Incident report: “Stability!”

Welcome back!

We were finally able to bring our blog back. During the past 2 weeks we had a long lasting incident. We did what we could to make sure that users could use their primary services during our work on the systems, but we know that there was unplanned downtime. As the blog was a victim of the situation, we couldn’t inform users as well as we wanted (we really do not like X (‘formerly known as Twitter’)), so here is finally the incident report from the beginning to the end.

In the morning of August 17 CEST an old piece of supposedly redundant storage hardware gave out messages about needing service. Shortly after the first messages the canisters gave up and the status went from critical to not working. While the data was indeed stored redundant, we lost complete access due to firmware malfunction.

During the last three years, the operations team has been aware of the risk involved with this old piece of hardware, and spend a lot of time moving important user data off. This means that no user data was in danger during the incident. However the old storage was still backing too many internal systems; data-less front-ends, control and facilitation services, the front page, and unfortunately internal DNS. This in turn made other systems unavailable, such as IMAP, Submission, Web servers, Bifrost, Blog and Knowledge base.

Thanks to preparation for the migration and a relentless effort by operations the team was able to rebuild the necessary infrastructure for all core services.
After 20 hours the primary Kolab Now services were restored: Webmail, IMAP, CalDAV/CardDAV, ActiveSync, access to data, and the support email: support@kolabnow.com. All users were able to login and use the systems at that time.

For a lot of the support infrastructure such as blog, frontpage, knowledgebease and bifrost the situation was more complex though and further progress was depending on assistance and firmware from the vendor.

After a lot of back and forth with support we fortunately were able to restore the data from the failing storage system, however, it was clearly not an option to just restart all services on the legacy infrastructure, so all services needed to be migrated. While this rather time consuming process was ongoing a second situation developed..

On the late evening of August 30 CEST the internal MX servers stopped delivering email. In the morning of August 31 The team decided to rip off the band-aid and push through a rebuild and migration of the mail traffic system. This was planned for later this year, and pushing it through at this time was presenting limited risk, but unfortunately it forced users off their services once again. It however brought the systems back in updated, balanced production mode around 15:00 CEST the same day.

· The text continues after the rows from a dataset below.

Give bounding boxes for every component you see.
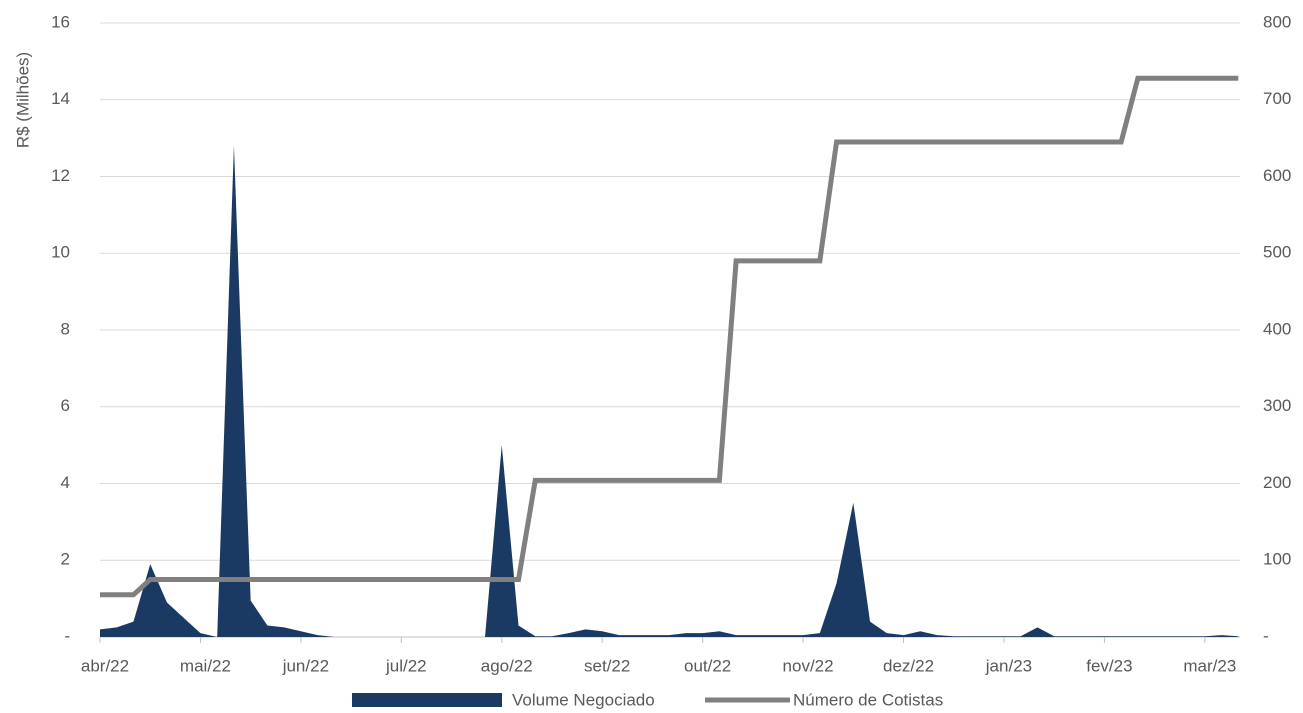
y-tick-label: 6	[61, 396, 70, 415]
y2-tick-label: 100	[1263, 550, 1291, 569]
y-tick-label: 4	[61, 473, 70, 492]
legend-label: Número de Cotistas	[793, 690, 943, 709]
legend-swatch	[352, 693, 502, 707]
x-tick-label: jun/22	[282, 656, 329, 675]
x-tick-label: jul/22	[385, 656, 427, 675]
y-tick-label: -	[64, 626, 70, 645]
y2-tick-label: 200	[1263, 473, 1291, 492]
x-tick-label: jan/23	[985, 656, 1032, 675]
x-tick-label: nov/22	[783, 656, 834, 675]
x-tick-label: ago/22	[481, 656, 533, 675]
x-tick-label: set/22	[584, 656, 630, 675]
y-tick-label: 12	[51, 166, 70, 185]
legend-label: Volume Negociado	[512, 690, 655, 709]
area	[100, 145, 1239, 638]
y-tick-label: 2	[61, 550, 70, 569]
x-tick-label: mar/23	[1183, 656, 1236, 675]
y-axis-label: R$ (Milhões)	[13, 52, 32, 148]
x-tick-label: out/22	[684, 656, 731, 675]
x-tick-label: abr/22	[81, 656, 129, 675]
line	[100, 75, 1239, 598]
x-tick-label: dez/22	[883, 656, 934, 675]
y-tick-label: 10	[51, 243, 70, 262]
y-tick-label: 16	[51, 12, 70, 31]
y2-tick-label: 400	[1263, 319, 1291, 338]
y2-tick-label: 300	[1263, 396, 1291, 415]
x-tick-label: mai/22	[180, 656, 231, 675]
y2-tick-label: -	[1263, 626, 1269, 645]
y2-tick-label: 800	[1263, 12, 1291, 31]
y-tick-label: 14	[51, 89, 70, 108]
y2-tick-label: 500	[1263, 243, 1291, 262]
y2-tick-label: 600	[1263, 166, 1291, 185]
y-tick-label: 8	[61, 319, 70, 338]
x-tick-label: fev/23	[1086, 656, 1132, 675]
y2-tick-label: 700	[1263, 89, 1291, 108]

All mail that was sent to users during the two service outages was delayed – but not lost. This means, that the sending servers were queuing the mail for later delivery. It can take up to 5 days for the sending servers to retry the send.

We understand the frustration that this long lasting incident and the unplanned downtime created, and we truly regret the inconvenience that it has brought on our users. During the past year we have focused a lot on pushing fixes and new developments to the platform, perhaps at the cost of stability. That has lead to a series of unplanned outages; more than usual. In the coming time we will be focusing on keeping the system in a more stable state, as well as making sure that we can migrate all service in a timely fashion to new infrastructure. New features that are ready will of course be deployed, but with great care and while observing transparent user communication.

We will be doing our best to avoid a situation like this in the future.